Tuesday, August 4, 2015

RCMP avoids cuts to vital services

OTTAWA—The RCMP says it will avoid cuts to vital police services—at least for now—due to revised funding agreements with the provinces, technological advances, and some internal streamlining.
Money shortfalls recently forced the Mounties to look at paring back some national services such as DNA analysis, fingerprinting operations, and criminal intelligence.

The squeeze meant that $32.5 million—almost one-fifth of what the national police force spends annually on the services (which many other players in the criminal justice system depend on)—was being scrounged from elsewhere within the RCMP.
The Mounties “can no longer manage” the funding deficit and had identified “potential significant cuts” to the National Police Services, warned a 2013 briefing note to the public safety minister, released under the Access to Information Act.
At this point, no cuts have been made, said Sean Jorgensen, the RCMP’s director of strategic policy for specialized policing services.
“We’re very close to having addressed the gap we identified several years ago,” Jorgensen said in an interview.

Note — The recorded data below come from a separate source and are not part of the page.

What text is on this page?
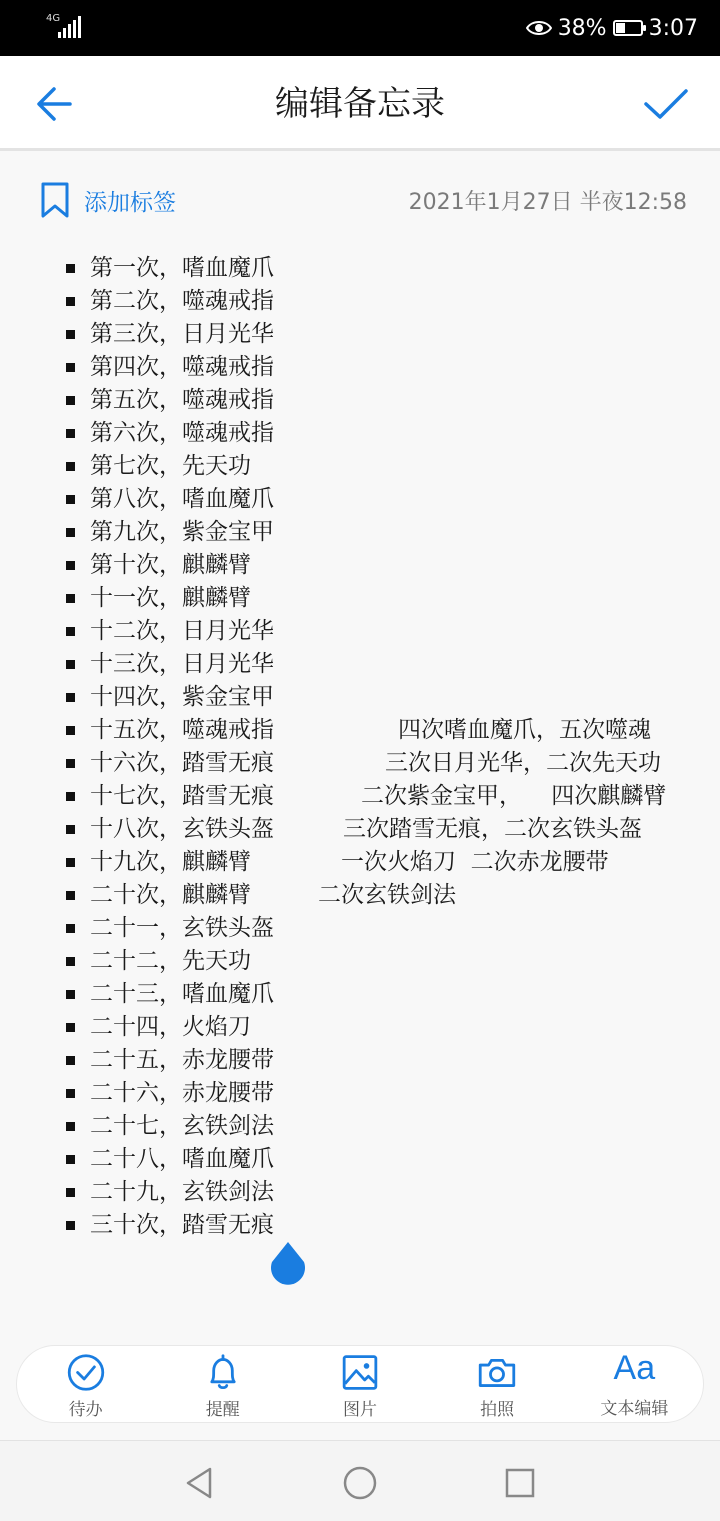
4G	38% 3:07
编辑备忘录
添加标签	2021年1月27日 半夜12:58
第一次，嗜血魔爪
第二次，噬魂戒指
第三次，日月光华
第四次，噬魂戒指
第五次，噬魂戒指
第六次，噬魂戒指
第七次，先天功
第八次，嗜血魔爪
第九次，紫金宝甲
第十次，麒麟臂
十一次，麒麟臂
十二次，日月光华
十三次，日月光华
十四次，紫金宝甲
十五次，噬魂戒指
十六次，踏雪无痕
十七次，踏雪无痕
十八次，玄铁头盔
十九次，麒麟臂
二十次，麒麟臂
二十一，玄铁头盔
二十二，先天功
二十三，嗜血魔爪
二十四，火焰刀
二十五，赤龙腰带
二十六，赤龙腰带
二十七，玄铁剑法
二十八，嗜血魔爪
二十九，玄铁剑法
三十次，踏雪无痕
四次嗜血魔爪，五次噬魂
三次日月光华，二次先天功
二次紫金宝甲，    四次麒麟臂
三次踏雪无痕，二次玄铁头盔
一次火焰刀  二次赤龙腰带
二次玄铁剑法
待办	提醒	图片	拍照
Aa
文本编辑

But he cautioned that the cutting-edge technologies the RCMP requires—from robotic DNA extractors to electron microscopes—means the money pressures will continue.
“You’re never going to solve a financial problem in the National Police Services because they’re constantly evolving,” he noted.

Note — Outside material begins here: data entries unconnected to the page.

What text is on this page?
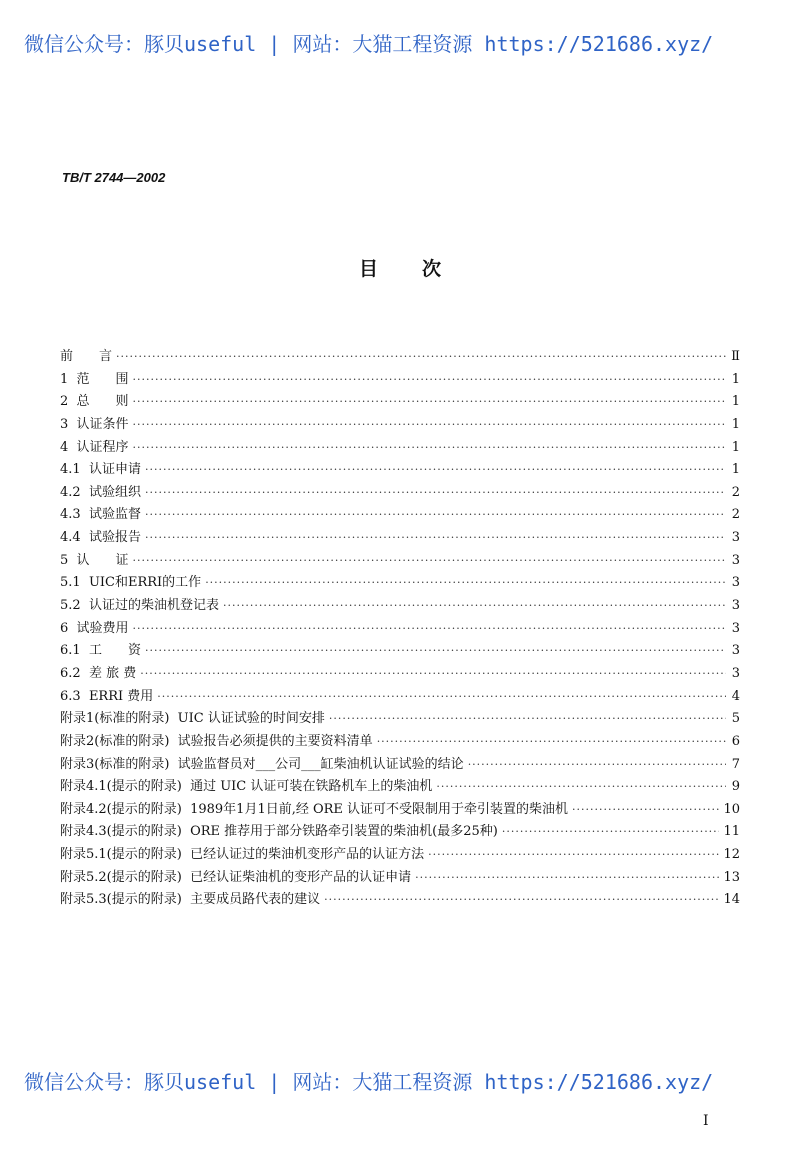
微信公众号：豚贝useful | 网站：大猫工程资源 https://521686.xyz/
TB/T 2744—2002
目次
前　　言 ·····	Ⅱ
1  范　　围 ·····	1
2  总　　则 ·····	1
3  认证条件 ·····	1
4  认证程序 ·····	1
4.1  认证申请 ·····	1
4.2  试验组织 ·····	2
4.3  试验监督 ·····	2
4.4  试验报告 ·····	3
5  认　　证 ·····	3
5.1  UIC和ERRI的工作 ·····	3
5.2  认证过的柴油机登记表 ·····	3
6  试验费用 ·····	3
6.1  工　　资 ·····	3
6.2  差 旅 费 ·····	3
6.3  ERRI 费用 ·····	4
附录1(标准的附录)  UIC 认证试验的时间安排 ·····	5
附录2(标准的附录)  试验报告必须提供的主要资料清单 ·····	6
附录3(标准的附录)  试验监督员对___公司___缸柴油机认证试验的结论 ·····	7
附录4.1(提示的附录)  通过 UIC 认证可装在铁路机车上的柴油机 ·····	9
附录4.2(提示的附录)  1989年1月1日前,经 ORE 认证可不受限制用于牵引装置的柴油机 ·····	10
附录4.3(提示的附录)  ORE 推荐用于部分铁路牵引装置的柴油机(最多25种) ·····	11
附录5.1(提示的附录)  已经认证过的柴油机变形产品的认证方法 ·····	12
附录5.2(提示的附录)  已经认证柴油机的变形产品的认证申请 ·····	13
附录5.3(提示的附录)  主要成员路代表的建议 ·····	14
微信公众号：豚贝useful | 网站：大猫工程资源 https://521686.xyz/
I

The National Police Services administered by the RCMP can be traced to the creation of central bureaus for fingerprint identification in 1908 and criminal records in 1910.
Today they include forensic laboratory services, the Canadian Firearms Program, the Canadian Police Centre for Missing and Exploited Children, the National Sex Offenders Registry, the Canadian Police Information Centre (a records database police services across the country consult daily), the Canadian Police College, and Criminal Intelligence Service Canada, among other operations.
Various reviews have pointed out the mushrooming number of services have lacked coherent overall guidance and support—instead being managed essentially as separate activities.